NEW YORK (GenomeWeb News) – The Australian-led Human Variome Project is taking strides toward creating a resource housing information on genetic polymorphisms known or suspected of influencing disease risk, according to a policy paper published online today in Science.
“We’ve now got a way of going forward and making [the project] possible,” lead author Richard Cotton, a researcher at the Howard Florey Institute’s Genomic Disorders Research Centre in Melbourne, Australia, told GenomeWeb Daily News.
The first genetic variation was linked to human disease some 60 years ago, Cotton said. But, he added, scientists have only recently realized that they need a better way to compile information on these mutations. And with variation information available for just 3,000 or so of the more than 20,000 genes in the human genome, researchers have a ways to go to understand the role of genetic variation in human disease — and catalogue it completely and accurately, the authors argued.
The Human Variome Project was officially established in 2006. Now, the project is coming into its own, with pilot projects, a new scheme for funding part of the effort, and planning committees aimed at creating information pipelines.
The project was conceived because of a need to catalogue information on variation or changes across the human genome and to make it accessible clinically, co-author Finlay Macrae, a cancer researcher at the Royal Melbourne Hospital, told GenomeWeb Daily News.
In the absence of such a resource for compiling data on mutations and their known or suspected links to specific phenotypes, Cotton said, physicians are often left scratching their heads and trawling numerous databases trying to determine whether a genetic mutation they see in a patient has been previously tied to a disease or not.
To address this, variome participants are working to encourage the development and adoption of standards, define and reach consensus on ethical guidelines, develop automated data submission systems, support curation, promote participation in developing countries, and more.
Ultimately, Macrae explained, the team hopes to be able to “develop systems whereby diagnostic lab DNA information is fed into the Human Variome Project to provide a much more comprehensive database.” That requires methods for capturing both legacy data — disease-related mutations that have been published or are sitting in lab books — and new data from the literature and diagnostic labs, he said.
Collecting information from around the world regarding mutations in tens of thousands of genes is no small task, Cotton emphasized. Toward that goal, the Human Variome Project members have held a series of meetings and have set up eight committees so far.

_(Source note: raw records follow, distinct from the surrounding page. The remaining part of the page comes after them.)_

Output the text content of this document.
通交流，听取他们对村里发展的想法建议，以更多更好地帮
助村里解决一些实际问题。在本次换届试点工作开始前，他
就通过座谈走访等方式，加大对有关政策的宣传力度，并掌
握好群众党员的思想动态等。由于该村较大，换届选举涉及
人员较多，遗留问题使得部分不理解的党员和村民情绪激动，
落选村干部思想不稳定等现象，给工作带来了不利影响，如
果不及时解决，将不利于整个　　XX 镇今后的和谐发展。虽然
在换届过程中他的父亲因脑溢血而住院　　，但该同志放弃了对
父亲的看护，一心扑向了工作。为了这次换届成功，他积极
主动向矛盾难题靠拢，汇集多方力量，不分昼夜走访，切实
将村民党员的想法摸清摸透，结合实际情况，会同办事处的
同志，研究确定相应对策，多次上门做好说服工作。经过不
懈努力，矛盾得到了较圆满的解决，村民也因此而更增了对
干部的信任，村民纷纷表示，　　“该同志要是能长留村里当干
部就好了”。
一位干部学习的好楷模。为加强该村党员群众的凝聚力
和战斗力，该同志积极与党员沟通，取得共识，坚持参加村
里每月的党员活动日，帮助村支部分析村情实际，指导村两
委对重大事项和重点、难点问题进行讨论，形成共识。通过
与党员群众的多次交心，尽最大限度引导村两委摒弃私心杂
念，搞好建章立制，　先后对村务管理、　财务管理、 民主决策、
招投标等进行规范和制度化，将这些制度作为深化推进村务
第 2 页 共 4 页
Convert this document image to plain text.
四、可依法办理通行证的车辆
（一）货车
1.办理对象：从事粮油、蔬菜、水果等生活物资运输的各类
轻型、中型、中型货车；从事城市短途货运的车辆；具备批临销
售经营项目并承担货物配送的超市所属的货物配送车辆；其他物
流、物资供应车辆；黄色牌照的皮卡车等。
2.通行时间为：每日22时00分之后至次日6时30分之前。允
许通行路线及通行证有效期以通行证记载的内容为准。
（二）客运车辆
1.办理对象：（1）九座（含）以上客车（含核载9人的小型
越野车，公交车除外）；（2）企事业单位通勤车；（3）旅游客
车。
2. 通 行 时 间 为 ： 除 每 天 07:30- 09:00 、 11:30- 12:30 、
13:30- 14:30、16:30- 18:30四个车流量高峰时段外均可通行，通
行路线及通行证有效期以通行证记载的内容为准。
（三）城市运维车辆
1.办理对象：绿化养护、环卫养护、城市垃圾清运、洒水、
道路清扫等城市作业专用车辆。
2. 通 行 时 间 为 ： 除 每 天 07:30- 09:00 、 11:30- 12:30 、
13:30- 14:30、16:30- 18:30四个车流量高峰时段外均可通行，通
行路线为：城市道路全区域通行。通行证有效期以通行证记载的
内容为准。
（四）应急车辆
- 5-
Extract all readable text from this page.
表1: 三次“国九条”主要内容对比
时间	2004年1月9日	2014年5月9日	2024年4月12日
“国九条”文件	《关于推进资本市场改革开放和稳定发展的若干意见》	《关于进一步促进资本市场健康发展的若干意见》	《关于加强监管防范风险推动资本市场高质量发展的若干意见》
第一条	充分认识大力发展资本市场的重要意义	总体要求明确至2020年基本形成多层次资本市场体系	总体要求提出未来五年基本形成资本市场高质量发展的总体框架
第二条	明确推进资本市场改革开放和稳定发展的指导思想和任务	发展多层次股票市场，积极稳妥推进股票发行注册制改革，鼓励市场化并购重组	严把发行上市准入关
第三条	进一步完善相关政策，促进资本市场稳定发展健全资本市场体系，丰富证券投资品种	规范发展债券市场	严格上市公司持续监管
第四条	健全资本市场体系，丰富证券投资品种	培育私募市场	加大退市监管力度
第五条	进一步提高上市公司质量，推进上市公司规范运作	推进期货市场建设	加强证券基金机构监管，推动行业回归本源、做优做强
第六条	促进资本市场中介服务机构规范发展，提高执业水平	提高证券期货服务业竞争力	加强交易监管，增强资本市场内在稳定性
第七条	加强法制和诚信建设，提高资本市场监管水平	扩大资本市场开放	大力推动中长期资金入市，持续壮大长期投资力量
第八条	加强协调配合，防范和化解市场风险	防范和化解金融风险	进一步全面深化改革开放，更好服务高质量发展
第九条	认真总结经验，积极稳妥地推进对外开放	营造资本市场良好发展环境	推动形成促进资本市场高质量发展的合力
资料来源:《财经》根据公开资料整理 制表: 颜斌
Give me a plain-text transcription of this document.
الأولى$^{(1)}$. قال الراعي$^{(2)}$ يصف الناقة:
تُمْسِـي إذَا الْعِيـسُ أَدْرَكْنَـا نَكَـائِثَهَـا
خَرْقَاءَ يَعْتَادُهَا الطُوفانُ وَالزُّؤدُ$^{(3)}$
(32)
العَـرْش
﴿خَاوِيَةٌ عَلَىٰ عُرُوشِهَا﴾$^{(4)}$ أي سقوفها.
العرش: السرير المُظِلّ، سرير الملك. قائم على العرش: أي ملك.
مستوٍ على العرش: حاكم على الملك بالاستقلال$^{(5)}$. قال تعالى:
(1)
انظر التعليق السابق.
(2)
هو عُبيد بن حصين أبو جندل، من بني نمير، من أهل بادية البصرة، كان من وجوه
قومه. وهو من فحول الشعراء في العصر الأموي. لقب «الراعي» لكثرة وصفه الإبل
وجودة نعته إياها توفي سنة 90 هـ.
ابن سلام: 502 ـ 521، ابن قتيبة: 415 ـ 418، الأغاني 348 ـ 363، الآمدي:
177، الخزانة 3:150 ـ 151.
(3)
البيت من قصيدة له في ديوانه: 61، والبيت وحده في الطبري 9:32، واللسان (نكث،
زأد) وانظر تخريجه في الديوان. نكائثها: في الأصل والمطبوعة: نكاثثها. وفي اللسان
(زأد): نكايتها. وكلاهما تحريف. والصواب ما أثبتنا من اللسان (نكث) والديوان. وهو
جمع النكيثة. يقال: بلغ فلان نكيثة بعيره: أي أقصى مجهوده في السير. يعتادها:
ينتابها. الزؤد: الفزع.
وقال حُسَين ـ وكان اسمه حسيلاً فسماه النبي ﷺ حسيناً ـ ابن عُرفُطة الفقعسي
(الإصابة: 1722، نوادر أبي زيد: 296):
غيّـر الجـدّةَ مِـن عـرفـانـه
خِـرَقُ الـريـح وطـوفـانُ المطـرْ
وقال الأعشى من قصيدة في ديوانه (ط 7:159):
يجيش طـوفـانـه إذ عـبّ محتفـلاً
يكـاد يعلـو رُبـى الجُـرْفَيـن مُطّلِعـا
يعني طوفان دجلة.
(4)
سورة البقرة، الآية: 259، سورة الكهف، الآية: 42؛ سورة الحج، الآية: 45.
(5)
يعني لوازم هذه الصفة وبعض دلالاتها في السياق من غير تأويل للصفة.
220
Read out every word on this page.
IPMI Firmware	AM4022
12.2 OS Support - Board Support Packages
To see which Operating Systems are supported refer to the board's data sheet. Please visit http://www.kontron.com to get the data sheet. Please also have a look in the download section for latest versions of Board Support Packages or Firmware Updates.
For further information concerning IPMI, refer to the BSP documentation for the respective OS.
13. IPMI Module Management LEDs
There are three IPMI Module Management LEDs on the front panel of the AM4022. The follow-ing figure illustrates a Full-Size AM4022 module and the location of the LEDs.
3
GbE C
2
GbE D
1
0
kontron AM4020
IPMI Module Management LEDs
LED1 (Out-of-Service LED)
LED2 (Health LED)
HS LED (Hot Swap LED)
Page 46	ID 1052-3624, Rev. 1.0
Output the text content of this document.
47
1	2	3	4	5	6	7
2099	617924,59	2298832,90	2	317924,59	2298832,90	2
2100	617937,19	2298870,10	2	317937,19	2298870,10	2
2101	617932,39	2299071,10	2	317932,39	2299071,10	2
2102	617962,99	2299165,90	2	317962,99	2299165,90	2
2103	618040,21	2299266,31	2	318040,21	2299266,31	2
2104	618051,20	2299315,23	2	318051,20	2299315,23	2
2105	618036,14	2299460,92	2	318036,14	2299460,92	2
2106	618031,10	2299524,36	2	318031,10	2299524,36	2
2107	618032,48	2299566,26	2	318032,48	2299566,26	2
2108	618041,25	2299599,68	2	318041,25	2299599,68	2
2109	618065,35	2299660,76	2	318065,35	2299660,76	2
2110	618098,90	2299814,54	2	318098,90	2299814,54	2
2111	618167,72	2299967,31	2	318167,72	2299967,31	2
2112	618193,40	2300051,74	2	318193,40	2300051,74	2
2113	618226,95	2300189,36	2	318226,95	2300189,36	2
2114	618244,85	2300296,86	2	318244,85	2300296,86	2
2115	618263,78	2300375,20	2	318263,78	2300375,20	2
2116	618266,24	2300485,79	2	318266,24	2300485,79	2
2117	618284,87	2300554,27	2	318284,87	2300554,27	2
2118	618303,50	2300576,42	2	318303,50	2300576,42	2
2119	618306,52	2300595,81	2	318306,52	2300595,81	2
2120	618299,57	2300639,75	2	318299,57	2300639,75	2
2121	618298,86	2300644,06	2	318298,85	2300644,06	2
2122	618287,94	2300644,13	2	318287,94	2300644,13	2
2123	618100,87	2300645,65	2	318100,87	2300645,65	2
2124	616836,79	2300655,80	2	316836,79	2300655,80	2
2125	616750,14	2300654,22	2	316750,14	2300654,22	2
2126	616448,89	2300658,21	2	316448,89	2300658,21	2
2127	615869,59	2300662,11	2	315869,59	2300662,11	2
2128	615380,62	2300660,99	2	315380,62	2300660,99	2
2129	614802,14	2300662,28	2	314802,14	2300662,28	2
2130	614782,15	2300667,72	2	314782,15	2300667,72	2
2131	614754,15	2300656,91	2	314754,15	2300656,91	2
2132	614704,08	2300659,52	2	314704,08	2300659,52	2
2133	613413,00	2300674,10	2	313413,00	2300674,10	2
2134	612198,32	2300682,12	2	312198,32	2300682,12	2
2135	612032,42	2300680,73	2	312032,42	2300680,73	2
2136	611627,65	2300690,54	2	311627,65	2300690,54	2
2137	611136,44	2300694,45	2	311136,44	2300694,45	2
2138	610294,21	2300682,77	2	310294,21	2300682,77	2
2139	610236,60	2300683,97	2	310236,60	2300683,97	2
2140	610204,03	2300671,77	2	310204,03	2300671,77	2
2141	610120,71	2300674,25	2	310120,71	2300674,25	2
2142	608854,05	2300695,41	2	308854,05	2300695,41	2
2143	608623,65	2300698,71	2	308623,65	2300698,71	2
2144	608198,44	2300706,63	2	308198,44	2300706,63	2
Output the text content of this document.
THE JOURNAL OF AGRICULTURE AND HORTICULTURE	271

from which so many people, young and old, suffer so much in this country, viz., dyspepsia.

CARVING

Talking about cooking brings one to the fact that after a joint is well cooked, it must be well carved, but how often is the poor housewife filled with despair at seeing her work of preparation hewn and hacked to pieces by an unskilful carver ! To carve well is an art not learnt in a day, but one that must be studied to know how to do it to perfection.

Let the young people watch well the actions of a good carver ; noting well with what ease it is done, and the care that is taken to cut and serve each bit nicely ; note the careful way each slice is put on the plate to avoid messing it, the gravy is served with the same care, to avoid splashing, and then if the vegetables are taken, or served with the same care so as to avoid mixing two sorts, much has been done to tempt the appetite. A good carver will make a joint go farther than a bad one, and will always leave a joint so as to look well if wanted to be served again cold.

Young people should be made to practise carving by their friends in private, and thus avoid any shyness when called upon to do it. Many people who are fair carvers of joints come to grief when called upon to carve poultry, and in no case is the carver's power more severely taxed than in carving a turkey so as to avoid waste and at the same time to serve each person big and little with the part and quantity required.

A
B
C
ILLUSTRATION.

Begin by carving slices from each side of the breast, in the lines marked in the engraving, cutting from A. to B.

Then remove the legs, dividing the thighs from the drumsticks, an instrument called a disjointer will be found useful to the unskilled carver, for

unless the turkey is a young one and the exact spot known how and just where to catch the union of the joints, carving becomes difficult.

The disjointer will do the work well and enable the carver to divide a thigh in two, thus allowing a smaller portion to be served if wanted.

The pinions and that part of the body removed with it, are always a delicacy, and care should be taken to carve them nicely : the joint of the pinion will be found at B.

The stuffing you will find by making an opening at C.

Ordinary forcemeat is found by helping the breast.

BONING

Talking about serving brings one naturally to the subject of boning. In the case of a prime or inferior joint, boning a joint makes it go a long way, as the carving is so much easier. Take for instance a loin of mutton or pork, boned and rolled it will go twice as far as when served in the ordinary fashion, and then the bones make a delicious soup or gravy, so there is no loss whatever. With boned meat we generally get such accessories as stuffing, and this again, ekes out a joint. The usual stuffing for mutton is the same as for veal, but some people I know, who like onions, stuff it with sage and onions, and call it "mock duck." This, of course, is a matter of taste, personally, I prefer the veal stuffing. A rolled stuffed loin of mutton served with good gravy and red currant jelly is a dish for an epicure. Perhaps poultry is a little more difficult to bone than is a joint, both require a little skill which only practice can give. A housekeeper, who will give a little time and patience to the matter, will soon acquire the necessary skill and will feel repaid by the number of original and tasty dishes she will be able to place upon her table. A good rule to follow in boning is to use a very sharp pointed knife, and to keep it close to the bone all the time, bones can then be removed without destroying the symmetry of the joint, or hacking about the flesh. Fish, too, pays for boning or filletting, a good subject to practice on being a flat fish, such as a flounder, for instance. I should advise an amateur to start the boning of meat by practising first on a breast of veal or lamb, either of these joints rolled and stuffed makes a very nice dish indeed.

Several pilot projects are also being organized or are underway, the authors noted. For instance, the International Society for Gastrointestinal Hereditary Tumours, or InSIGHT, started a project in early 2007 to create a database of mutations associated with colon cancer. That project involves creating a pipeline for collecting new and old data and compiling it on the Leiden Open Variation Database.
An InSIGHT pilot project is also aimed at compiling worldwide information on mutations in four genes of interest and their relationship to colon cancer.
“Strategies need to be developed and appropriate software created and put in place in the next three years that will enable the seamless, effortless, and low-cost collection of data from laboratories, clinics, and hospital records and their delivery to appropriate databases,” Cotton and his colleagues wrote.
On a broader scale, those spearheading the Human Variome Project are currently developing strategies and resources to help researchers set up variome projects around the world. “We’re now developing a protocol which people need to follow to collect mutations in their individual countries,” Cotton said.
In addition, the team has also come up with a new scheme to help pay for such massive collection and curation efforts. The “Adopt-a-Gene Program” is intended to give industry and patient support groups the opportunity to sponsor data collection on mutations in specific genes of interest.
The researchers noted that they see the variome project as complementary to resequencing projects such as the 1000 Genomes Project. But, Cotton said, “There is still a lot of other data to be collected.” “What we’re dealing with is mutations with a phenotype,” he added.